The flight team, when confronted with the spacecraft not communicating as planned on Thursday morning, understood that the solar flare most likely caused safe mode entry. They immediately began communications with the spacecraft. Telemetered fault history data substantiated the theory that the proton burst had caused outages in the star camera. The proton stream was diminishing over the next few days but still a represented threat. Therefore the spacecraft was left in its spin attitude state, keeping the solar panels pointed toward the Sun.

On Saturday 11 November, star camera A was reset and powered on. With the spacecraft attitude under IMU control, star images were processed and stellar acquisition was achieved with 5 star matches. The last star camera A image, taken on Thursday morning before spinning up the spacecraft in safe mode, was played back to Earth. Hundreds of false star images were seen in the picture - the brightest images were all proton hits, causing safe mode entry. Also, only the camera uses a circular area, 256 pixel in radius. The other outer pixels are masked to light. The protons penetrated even this masked area, giving star-like images in the CCD, thought it was never used for imaging. The good image taken days after the solar flare subsided, shows many bright objects, all identified as stars or Saturn. The camera had completely recovered from the proton hits at this time.

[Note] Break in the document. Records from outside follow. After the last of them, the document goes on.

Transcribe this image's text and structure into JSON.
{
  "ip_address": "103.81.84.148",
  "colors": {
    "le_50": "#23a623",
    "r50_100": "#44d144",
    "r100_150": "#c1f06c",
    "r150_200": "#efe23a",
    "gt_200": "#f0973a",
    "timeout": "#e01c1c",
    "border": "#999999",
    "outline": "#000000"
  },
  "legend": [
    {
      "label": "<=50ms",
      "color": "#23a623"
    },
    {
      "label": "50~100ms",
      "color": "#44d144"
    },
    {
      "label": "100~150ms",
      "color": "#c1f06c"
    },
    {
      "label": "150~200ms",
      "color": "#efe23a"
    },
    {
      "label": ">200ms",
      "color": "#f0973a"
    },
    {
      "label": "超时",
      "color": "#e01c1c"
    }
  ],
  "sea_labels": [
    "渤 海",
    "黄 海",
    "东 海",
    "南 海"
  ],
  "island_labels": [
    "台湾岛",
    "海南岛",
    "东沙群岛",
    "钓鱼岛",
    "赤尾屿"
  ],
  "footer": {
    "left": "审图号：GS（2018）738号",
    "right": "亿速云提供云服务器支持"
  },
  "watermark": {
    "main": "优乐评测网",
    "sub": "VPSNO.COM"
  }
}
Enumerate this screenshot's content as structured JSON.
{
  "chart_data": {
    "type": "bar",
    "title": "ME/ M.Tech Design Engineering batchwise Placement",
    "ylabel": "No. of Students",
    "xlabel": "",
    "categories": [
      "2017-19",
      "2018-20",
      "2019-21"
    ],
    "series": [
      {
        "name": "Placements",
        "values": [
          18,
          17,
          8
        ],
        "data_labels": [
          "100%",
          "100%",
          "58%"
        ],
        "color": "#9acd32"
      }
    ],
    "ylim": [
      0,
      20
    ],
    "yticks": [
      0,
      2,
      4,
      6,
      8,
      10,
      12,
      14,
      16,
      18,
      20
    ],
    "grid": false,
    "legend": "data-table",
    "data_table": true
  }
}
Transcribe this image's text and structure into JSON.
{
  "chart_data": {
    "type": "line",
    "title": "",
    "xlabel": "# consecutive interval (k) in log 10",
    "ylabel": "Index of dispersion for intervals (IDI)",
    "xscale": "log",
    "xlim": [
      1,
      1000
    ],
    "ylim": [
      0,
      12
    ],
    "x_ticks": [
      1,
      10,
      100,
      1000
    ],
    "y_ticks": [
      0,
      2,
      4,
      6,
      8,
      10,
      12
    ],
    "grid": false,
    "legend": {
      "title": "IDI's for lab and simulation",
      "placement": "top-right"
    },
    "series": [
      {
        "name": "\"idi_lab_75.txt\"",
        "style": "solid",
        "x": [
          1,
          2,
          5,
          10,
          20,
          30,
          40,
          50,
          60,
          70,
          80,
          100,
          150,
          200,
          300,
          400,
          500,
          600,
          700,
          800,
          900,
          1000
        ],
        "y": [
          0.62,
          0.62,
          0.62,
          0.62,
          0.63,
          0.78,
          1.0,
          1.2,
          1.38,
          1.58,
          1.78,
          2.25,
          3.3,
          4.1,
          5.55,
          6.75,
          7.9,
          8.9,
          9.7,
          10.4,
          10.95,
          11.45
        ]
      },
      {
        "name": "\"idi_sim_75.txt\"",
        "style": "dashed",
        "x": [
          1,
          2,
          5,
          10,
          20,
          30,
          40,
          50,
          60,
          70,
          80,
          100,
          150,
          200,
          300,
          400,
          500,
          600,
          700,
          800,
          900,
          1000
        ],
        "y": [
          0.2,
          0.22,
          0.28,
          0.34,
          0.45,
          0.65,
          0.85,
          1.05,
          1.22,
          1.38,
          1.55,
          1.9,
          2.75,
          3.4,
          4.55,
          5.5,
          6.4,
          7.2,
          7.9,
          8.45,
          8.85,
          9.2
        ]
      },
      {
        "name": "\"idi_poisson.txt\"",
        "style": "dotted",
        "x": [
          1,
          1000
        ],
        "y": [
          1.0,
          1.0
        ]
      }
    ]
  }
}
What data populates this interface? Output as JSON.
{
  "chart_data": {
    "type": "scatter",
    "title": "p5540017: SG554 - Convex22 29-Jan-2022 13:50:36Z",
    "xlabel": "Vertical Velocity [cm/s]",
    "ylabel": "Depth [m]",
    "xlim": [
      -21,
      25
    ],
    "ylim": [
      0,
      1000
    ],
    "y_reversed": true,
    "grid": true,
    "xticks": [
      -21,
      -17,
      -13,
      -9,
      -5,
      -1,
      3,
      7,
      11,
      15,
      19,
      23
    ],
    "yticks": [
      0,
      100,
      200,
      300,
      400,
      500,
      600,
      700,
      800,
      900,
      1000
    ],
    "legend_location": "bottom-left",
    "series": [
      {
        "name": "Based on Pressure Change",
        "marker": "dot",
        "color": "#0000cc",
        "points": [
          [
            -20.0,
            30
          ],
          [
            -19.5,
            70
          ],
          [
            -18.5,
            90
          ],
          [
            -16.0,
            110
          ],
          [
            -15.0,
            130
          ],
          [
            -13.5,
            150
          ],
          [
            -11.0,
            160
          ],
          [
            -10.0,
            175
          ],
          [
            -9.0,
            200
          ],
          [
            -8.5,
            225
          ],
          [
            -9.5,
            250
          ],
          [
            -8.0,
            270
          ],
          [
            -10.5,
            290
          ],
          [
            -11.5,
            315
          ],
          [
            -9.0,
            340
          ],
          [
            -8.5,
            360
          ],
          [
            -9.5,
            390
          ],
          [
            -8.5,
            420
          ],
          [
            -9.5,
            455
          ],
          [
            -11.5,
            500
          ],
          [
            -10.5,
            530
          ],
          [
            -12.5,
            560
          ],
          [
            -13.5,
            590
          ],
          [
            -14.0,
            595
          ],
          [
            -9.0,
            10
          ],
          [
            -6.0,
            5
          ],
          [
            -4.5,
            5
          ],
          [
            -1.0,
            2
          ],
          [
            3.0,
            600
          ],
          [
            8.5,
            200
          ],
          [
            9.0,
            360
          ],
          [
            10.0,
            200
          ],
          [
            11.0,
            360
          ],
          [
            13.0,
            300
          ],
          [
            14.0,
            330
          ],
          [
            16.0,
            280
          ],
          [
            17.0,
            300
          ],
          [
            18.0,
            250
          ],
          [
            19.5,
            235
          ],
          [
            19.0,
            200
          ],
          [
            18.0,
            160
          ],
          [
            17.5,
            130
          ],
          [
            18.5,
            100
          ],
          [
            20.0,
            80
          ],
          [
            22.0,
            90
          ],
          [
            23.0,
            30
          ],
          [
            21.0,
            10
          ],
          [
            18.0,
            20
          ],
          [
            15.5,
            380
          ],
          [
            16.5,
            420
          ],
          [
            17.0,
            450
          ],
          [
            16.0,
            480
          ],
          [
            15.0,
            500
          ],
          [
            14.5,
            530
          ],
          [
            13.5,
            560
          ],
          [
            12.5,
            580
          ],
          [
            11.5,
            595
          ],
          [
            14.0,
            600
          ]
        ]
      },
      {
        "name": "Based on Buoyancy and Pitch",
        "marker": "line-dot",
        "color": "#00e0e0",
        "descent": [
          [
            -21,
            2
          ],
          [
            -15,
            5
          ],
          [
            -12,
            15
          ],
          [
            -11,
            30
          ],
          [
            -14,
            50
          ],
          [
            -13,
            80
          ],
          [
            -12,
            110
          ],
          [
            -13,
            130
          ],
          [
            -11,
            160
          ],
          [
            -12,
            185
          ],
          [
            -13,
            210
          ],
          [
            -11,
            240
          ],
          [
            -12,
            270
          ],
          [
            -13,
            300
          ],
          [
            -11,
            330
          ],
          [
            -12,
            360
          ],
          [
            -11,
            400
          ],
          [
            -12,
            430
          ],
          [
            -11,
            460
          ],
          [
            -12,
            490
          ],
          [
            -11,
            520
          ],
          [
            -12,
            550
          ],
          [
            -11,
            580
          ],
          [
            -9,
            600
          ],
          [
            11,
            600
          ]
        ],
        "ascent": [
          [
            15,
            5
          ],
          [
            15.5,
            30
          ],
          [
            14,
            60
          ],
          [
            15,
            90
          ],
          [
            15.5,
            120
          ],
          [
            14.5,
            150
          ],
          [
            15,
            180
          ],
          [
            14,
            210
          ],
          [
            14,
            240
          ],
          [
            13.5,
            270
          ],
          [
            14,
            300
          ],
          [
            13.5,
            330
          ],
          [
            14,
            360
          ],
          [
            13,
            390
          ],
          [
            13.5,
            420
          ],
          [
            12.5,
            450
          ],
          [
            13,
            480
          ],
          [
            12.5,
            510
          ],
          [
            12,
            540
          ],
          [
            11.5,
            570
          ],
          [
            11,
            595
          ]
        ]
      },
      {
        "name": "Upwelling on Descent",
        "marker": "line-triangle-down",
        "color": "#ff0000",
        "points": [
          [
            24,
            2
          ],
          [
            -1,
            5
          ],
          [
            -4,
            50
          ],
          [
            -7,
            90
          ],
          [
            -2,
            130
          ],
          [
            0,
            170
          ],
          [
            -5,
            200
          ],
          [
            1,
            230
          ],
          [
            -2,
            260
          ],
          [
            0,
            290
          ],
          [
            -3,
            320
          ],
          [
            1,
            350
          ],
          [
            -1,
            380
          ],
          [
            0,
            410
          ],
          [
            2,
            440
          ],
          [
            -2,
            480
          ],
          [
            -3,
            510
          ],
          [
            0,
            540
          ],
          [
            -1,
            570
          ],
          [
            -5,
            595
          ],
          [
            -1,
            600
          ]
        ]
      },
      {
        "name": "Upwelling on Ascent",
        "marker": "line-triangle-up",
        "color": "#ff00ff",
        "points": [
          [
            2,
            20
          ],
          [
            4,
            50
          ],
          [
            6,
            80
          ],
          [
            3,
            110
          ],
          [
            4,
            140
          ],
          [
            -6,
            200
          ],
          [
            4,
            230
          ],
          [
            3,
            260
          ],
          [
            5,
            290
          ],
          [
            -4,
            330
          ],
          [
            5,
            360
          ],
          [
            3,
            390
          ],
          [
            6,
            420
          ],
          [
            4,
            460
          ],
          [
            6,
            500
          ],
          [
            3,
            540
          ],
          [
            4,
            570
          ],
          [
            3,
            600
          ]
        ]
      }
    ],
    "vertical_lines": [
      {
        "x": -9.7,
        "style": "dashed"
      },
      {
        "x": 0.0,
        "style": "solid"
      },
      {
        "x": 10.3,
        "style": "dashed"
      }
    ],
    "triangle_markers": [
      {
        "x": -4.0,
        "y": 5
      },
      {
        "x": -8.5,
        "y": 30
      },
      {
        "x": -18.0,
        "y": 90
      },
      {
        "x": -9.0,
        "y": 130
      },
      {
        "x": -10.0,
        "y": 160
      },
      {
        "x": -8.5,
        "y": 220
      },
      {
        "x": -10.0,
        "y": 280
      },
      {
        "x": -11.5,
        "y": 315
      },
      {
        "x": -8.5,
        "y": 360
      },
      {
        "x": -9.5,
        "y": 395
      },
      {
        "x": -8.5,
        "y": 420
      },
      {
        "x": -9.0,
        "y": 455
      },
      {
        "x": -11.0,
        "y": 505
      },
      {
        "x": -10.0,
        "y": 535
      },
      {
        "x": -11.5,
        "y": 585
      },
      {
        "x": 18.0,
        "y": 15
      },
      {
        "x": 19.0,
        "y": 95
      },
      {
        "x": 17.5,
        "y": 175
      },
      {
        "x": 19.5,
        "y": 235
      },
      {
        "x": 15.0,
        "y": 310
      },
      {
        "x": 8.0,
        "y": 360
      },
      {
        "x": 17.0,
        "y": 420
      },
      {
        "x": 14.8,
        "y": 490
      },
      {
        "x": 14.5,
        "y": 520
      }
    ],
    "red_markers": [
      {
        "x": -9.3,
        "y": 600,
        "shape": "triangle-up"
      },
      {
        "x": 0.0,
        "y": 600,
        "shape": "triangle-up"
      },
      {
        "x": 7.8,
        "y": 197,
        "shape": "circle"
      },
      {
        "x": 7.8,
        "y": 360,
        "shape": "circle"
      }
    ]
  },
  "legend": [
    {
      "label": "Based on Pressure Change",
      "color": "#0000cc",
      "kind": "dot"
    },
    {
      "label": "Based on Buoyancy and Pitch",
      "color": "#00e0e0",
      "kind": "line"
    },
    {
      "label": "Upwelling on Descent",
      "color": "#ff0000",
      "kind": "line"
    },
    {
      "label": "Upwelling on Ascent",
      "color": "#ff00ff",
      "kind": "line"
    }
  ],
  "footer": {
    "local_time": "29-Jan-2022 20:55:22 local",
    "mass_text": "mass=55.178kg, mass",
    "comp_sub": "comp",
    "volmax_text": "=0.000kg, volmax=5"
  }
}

The safe mode entry causing failure to acquire signal during our scheduled pass on last Thursday morning is now well understood. The actions taken by the flight team, to immediately communicate with the spacecraft instead of waiting 24 hours for the spacecraft to communicate with Earth, were commendable. The team did a perfect job of predicting exactly what the environment was while the spacecraft was not in communications with Earth. All commanding decisions gave minimum risk to the spacecraft but with maximum return to the flight team!

On Monday, the STARDUST spacecraft was commanded to exit safe mode with the star camera A controlling the orientation. It has been working flawlessly. Additional fault and memory dumps were performed to ensure the entire spacecraft was free of proton events.

High praise must be given to the flight team at Lockheed Martin the STARDUST spacecraft operations. Their professionalism in working as a team within LMA and with JPL to quickly understand the spacecraft's state, and then take control of the situation within hours of knowing we had not acquired a signal was to be commended. Appreciation is also given to our fellow planetary missions who worked with us to obtain additional communication time if needed. By quickly understanding the cause of our problem and the state of our spacecraft, the STARDUST team was able to minimize its impact to other missions and their planned tracking.

The spacecraft performed as designed and recovered quickly after the proton stream subsided, demonstrating again the robustness of the spacecraft and flight team.